In 2017, following the announcement that Sakamoto would perform the opening theme for Cardcaptor Sakura: Clear Card Arc, "Platinum" garnered renewed interest, and subsequently entered the Billboard Japan Hot Animation chart for the first time on the week of October 4 that year, peaking at number 18. That same year, the song was certified gold by the Recording Industry Association of Japan.

== Legacy and impact ==
Sakamoto described "Platinum" as a "turning-point song" in her career, as well as a staple in live performances. The song also ranked first in a fan survey conducted for her twentieth debut anniversary, where fans listed their top three favorite songs via a CD-included postcard. Net Lab conducted a survey in 2022 on Maaya Sakamoto's most popular songs, upon which "Platinum" was ranked first. The song also ranked first on Sakamoto's official survey Maaya's Best Song: Tell Us Your Favorite Maaya Sakamoto Song (Maaya's Best Song ～あなたの一番好きな坂本真綾の曲を教えてください～)" for her thirtieth anniversary project for her 30th anniversary greatest hits album M30: Your Song, where it topped the list among 255 songs released under her name throughout her career.

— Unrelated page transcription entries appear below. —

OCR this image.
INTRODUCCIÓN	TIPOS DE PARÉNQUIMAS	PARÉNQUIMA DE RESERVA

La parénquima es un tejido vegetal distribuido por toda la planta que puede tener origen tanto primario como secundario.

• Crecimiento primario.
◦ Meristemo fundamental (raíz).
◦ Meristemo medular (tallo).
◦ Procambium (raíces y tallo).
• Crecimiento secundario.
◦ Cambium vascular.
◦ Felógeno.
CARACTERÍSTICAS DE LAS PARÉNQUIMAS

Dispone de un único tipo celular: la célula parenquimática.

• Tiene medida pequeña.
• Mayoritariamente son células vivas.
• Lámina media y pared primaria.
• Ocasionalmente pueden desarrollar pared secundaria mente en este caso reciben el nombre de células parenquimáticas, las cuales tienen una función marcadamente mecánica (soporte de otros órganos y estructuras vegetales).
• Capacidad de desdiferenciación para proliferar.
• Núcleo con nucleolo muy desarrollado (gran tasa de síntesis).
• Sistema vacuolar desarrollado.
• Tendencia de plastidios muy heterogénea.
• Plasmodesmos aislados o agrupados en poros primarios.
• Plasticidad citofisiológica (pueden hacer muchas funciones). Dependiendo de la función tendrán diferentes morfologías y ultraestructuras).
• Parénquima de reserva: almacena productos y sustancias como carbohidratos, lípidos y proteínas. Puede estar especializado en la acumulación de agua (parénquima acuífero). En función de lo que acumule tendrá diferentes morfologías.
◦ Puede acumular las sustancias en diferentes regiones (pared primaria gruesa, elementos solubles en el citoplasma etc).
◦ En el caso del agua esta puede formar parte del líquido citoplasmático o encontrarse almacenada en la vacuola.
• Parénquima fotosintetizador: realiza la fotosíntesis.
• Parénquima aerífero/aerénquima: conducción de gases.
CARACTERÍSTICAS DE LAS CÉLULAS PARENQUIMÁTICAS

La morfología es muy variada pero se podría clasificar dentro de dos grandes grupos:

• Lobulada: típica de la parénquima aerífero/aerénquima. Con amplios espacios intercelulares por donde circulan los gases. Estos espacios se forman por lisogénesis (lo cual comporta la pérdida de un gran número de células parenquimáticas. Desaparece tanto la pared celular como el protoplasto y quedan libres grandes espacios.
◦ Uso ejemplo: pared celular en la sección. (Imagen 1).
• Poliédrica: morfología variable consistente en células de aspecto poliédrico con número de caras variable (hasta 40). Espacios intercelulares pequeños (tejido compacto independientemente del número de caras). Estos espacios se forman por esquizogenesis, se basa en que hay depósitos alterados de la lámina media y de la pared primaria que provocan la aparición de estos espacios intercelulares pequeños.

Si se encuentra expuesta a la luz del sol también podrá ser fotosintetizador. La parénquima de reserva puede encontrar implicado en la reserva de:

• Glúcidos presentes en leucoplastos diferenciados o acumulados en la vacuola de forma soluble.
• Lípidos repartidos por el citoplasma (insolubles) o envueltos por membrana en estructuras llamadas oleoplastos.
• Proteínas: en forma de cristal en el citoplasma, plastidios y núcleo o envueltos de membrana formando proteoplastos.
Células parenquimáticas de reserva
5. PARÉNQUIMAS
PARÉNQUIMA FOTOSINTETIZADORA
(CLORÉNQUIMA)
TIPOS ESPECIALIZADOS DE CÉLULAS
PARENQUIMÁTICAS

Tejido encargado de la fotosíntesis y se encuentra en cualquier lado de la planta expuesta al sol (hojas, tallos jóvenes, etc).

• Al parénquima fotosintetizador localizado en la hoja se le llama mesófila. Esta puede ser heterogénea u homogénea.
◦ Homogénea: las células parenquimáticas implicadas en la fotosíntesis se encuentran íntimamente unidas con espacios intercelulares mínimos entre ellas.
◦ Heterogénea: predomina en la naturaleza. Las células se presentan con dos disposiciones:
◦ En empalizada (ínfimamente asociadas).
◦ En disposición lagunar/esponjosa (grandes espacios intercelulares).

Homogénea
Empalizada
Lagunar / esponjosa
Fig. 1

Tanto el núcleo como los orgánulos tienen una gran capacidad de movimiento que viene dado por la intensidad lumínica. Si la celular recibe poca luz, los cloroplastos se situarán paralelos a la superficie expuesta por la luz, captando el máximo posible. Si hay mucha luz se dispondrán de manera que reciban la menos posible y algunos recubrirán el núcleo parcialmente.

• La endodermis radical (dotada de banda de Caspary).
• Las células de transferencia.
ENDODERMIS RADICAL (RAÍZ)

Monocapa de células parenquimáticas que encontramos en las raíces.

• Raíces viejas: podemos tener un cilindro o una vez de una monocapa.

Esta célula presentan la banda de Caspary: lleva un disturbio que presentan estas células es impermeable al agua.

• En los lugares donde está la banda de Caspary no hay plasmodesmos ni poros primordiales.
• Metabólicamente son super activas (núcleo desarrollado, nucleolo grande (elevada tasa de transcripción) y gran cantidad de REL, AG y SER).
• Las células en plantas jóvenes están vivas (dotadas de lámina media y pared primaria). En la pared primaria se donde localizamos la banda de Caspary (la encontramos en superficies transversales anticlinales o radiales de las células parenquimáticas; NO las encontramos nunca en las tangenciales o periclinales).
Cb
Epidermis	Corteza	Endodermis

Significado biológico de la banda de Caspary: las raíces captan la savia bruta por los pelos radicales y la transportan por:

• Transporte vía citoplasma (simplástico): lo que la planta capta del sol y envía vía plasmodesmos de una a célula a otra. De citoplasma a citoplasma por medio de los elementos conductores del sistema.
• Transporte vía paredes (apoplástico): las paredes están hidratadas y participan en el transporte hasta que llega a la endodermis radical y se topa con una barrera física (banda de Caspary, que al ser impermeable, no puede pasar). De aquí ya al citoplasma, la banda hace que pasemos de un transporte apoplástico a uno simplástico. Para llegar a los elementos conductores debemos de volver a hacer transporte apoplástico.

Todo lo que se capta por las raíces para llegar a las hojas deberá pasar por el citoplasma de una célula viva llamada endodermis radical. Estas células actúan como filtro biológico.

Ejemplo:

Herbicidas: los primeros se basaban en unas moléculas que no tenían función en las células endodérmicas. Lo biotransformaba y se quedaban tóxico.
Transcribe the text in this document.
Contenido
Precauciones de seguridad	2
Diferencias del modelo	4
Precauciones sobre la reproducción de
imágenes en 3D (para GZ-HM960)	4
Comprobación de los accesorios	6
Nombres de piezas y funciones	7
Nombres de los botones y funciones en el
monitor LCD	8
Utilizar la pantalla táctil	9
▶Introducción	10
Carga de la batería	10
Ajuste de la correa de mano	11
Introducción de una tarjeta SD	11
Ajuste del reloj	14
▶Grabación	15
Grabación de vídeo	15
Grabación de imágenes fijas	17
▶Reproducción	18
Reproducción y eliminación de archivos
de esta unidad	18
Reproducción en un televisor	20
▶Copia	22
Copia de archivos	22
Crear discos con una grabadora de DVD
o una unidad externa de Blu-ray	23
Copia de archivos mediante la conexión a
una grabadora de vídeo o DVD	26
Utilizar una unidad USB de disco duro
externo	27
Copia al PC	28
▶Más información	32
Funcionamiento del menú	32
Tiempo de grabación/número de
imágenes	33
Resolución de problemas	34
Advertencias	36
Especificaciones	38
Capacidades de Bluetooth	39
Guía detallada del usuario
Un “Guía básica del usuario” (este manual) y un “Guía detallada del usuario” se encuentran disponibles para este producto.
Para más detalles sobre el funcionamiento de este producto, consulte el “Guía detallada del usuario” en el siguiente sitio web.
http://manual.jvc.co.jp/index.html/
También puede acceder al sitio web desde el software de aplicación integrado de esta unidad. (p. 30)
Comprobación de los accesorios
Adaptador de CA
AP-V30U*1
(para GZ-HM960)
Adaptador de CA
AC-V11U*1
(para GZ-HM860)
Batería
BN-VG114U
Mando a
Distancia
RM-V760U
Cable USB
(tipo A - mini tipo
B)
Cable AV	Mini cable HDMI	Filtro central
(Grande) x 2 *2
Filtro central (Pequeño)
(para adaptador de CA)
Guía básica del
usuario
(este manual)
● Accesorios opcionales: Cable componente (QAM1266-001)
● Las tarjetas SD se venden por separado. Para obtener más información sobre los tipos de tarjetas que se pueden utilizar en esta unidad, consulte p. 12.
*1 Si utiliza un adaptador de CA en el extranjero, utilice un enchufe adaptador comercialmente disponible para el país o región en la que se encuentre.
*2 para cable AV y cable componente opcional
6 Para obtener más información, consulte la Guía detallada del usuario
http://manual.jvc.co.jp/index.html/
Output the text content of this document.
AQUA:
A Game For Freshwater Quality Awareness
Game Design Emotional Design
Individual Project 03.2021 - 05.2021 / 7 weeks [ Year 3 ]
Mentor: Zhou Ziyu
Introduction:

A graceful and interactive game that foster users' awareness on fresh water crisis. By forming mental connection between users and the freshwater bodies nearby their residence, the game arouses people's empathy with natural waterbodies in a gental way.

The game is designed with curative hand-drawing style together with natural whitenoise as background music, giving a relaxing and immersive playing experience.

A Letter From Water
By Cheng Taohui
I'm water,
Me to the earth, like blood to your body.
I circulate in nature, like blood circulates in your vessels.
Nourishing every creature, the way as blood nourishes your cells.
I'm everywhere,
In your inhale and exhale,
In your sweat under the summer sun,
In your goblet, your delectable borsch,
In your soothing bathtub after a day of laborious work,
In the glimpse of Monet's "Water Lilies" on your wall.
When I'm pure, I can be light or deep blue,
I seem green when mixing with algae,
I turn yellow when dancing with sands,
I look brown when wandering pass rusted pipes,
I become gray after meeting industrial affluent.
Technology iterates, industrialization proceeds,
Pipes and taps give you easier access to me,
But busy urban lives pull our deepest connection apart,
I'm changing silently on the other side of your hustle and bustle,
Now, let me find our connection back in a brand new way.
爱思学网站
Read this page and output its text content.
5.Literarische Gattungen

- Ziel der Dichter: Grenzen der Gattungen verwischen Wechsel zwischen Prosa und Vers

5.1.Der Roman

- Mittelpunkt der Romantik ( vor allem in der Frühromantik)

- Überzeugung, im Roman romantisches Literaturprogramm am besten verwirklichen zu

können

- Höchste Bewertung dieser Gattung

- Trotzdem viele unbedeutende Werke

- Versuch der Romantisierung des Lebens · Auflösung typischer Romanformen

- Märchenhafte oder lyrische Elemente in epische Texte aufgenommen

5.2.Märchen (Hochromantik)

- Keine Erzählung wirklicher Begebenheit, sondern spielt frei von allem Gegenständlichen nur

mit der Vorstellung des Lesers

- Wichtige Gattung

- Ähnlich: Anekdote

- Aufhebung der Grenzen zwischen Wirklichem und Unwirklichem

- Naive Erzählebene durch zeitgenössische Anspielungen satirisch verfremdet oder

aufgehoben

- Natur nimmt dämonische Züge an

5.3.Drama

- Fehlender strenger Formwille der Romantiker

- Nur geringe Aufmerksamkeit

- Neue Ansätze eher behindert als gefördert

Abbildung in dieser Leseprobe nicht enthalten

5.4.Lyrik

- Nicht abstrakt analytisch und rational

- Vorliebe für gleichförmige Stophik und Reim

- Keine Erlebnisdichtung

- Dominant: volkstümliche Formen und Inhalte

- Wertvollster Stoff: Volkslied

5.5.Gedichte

Sakamoto recognizes it as one her fan-favorite songs, noting that numerous people have shared with her that it was the first CD they ever purchased. Initially she grappled with the song's overwhelming popularity, feeling conflicted as she entered her late 20s and 30s about being defined by a "cute" song from her youth. She admitted to a competitive drive to "surpass 'Platinum'" with newer work, fearing that fans might be nostalgic for her less polished, youthful delivery. However, her perspective evolved, particularly after a tour where she felt the version of "Platinum" she performed was the best in her career, a sentiment reinforced by the audience's enthusiastic response. Sakamoto eventually came to enjoy performing the song with confidence and joy, fully aware of its significance to fans who eagerly anticipate it.

The song has been covered by several artists, including Sakura Tange, Junko Iwao, Aika Yoshioka, Megumi Ogata, ChouCho, Kanako Takatsuki, Ayana Taketatsu, and Hiroko Moriguchi.

==Track listing==

Platinum - 8-cm CD single
| No. | Title | Lyrics | Length |
|---|---|---|---|
| 1. | "Platinum" (プラチナ) | Yuho Iwasato | 4:10 |
| 2. | "24" (Twenty-four) | Kazumi Someya | 4:46 |
| 3. | "Platinum" (without Maaya) |  | 4:10 |
| 4. | "24" (without Maaya) |  | 4:45 |
| Total length: |  |  | 14:07 |

== Charts ==

1999 chart performance for "Platinum"
| Chart (1999) | Peak position |
|---|---|
| Japan (Oricon) | 21 |

2017–2018 chart performance for "Platinum"
| Chart (2017–2018) | Peak position |
|---|---|
| Japan Hot Animation (Billboard Japan) | 18 |
| Japan Download Songs (Billboard Japan) | 43 |

== Certifications ==

| Region | Certification | Certified units/sales |
| Japan (RIAJ) Digital | Gold | 100,000^{*} |
^{*} Sales figures based on certification alone.